EDITORíS DESK: Media should be part of the solution
I ran into an old acquaintance this week - Jeff Nohr, long-time Manitou Springs police chief, now working cold cases for the El Paso County Sheriff's Office. When I
first met him, about 20 years ago, he had recently worked his way up from patrol officer to detective.
Those were the freer days, when beat reporters could pretty much saunter into police or fire stations, browse the log or blotter, take notes on whatever calls seemed newsworthy and visit with the cops or firefighters. Trust was the watchword, and a police/fire reporter could really earn it only one way - by writing fairly and accurately. Nowadays, the security wall is higher, and there are privacy laws that prevent looking at Fire Department calls altogether. The stakes seem to have gotten too high to even give trust a chance - such are the times we live in.
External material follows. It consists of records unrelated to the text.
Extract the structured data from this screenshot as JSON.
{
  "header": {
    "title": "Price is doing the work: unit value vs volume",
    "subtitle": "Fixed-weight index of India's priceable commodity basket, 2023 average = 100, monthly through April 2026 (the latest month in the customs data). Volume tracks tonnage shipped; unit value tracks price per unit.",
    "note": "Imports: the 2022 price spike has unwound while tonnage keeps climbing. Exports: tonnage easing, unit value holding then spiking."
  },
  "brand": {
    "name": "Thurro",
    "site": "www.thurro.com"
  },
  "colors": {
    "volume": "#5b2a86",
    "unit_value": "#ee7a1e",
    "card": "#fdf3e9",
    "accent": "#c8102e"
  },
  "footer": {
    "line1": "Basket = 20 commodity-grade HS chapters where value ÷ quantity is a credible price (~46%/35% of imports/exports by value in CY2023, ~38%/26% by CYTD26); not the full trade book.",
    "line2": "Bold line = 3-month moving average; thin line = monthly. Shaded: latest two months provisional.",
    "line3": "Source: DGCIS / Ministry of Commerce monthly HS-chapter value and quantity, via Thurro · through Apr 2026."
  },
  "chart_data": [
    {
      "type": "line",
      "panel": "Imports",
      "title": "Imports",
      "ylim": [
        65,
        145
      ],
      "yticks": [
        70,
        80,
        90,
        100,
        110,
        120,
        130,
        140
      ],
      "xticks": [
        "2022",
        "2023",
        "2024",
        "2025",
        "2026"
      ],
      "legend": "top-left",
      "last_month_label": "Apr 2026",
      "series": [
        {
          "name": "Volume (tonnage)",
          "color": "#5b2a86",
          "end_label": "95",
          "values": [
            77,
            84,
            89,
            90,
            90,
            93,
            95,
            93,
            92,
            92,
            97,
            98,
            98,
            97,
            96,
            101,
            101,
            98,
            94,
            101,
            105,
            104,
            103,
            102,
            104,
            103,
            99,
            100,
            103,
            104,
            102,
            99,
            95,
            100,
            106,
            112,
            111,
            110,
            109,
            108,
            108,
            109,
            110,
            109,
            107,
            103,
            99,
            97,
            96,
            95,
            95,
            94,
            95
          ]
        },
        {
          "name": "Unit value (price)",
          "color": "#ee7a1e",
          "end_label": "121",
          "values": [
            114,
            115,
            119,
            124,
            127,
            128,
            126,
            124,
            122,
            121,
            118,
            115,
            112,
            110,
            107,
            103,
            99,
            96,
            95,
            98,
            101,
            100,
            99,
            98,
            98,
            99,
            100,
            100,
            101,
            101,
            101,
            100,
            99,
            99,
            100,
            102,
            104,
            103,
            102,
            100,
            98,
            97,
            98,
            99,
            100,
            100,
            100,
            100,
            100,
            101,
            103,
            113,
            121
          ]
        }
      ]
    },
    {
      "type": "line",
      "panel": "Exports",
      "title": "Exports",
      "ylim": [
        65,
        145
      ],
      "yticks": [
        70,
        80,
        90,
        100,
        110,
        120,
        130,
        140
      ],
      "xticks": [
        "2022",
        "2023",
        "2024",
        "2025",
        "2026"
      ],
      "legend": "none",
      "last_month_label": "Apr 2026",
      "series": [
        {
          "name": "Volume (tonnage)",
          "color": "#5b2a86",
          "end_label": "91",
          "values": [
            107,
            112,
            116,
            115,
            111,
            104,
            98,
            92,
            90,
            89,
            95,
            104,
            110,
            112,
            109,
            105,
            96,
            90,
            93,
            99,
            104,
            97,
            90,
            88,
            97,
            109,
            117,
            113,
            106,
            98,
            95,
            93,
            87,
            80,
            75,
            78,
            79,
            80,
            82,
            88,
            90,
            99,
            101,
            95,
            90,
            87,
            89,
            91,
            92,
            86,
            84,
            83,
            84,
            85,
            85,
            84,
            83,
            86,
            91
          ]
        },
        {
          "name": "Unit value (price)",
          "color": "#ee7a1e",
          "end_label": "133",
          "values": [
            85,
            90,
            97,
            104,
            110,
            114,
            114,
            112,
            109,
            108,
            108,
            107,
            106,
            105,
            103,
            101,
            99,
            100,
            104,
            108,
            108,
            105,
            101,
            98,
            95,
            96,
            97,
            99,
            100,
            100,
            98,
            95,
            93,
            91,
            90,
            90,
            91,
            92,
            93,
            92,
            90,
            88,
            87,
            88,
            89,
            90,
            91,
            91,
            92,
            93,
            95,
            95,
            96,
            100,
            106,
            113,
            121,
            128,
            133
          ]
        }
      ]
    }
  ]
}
As is the nature of crime, the reason Mr. Nohr and I wound up in the same place was not a jolly one. It was a public meeting to announce that a man convicted several years ago of being a sexually violent predator, was being released from prison and would be living in an unincorporated part of West Colorado Avenue. Several people who had just found out they would be his neighbors were understandably concerned.
The night of the meeting was also just after the mass murders at Virginia Tech, so Jeff's and my conversation turned to what causes such events and why they seem to be increasing. He has a
theory that media glorification of crime contributes to the problem. I agree. I've addressed this point here before. Criminals do not get their picture in this paper. If we're going to glorify anything, let it be the volunteer effort that so many people put forth. They've earned the right. Not the Virginia Tech lunatic. Not our new neighbor/predator. And yet we can hold out hope for him. That's the great thing about a free society. This man could make our paper yet. By straightening out his life.